The second chip is the more interesting one. It’s purpose-built for inference, but not just any inference. Google claims it can handle the “long context, multi-step reasoning” that agents require. That’s the part that caught my eye. If you’ve ever run an agentic workflow—like a coding assistant that searches documentation, reads files, and writes code—you know how quickly context windows blow up and how many sequential calls you need. Standard inference hardware chokes on that.

What’s not clear yet is whether these chips will be available to external customers through Google Cloud, or if they’re staying internal. The blog post is vague on that point, which is frustrating. TPUs have historically been Google’s internal workhorses, with limited external availability compared to NVIDIA’s GPUs. If Google wants to compete in the agentic AI infrastructure space, they’ll need to make these accessible.

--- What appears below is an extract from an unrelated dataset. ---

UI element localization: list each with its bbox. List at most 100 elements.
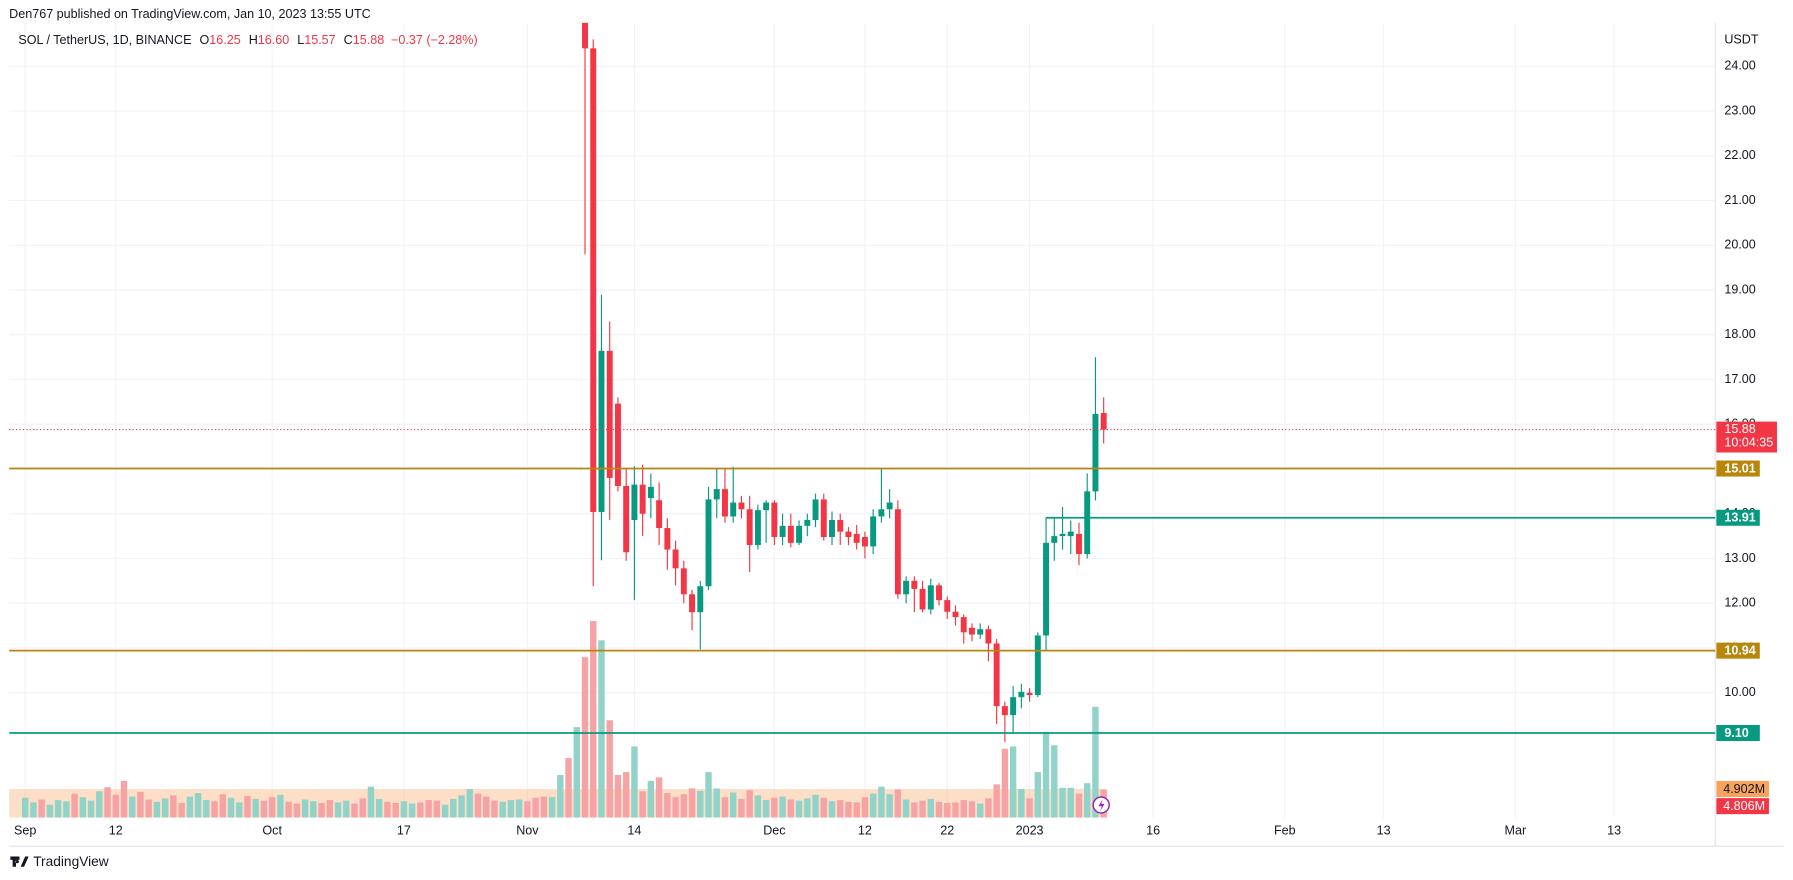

The timing is interesting. We’re seeing a wave of agentic frameworks—LangGraph, CrewAI, AutoGen—all struggling with the same bottleneck: inference latency on long chains of reasoning. Hardware that can handle this natively could be a game-changer. But I’m skeptical until I see real benchmarks. Google’s TPU performance claims have sometimes been cherry-picked in the past.

Still, the direction is right. Specializing hardware for the workload pattern of agents, rather than treating all AI compute equally, is a smart bet. The question is whether Google can execute on the software side too. TPUs have historically had a steeper learning curve than CUDA. If they can fix that, they might have something.

For now, I’m cautiously optimistic. The agentic era needs better hardware, and Google is one of the few companies with the resources to build it from scratch. Let’s see if they actually ship it.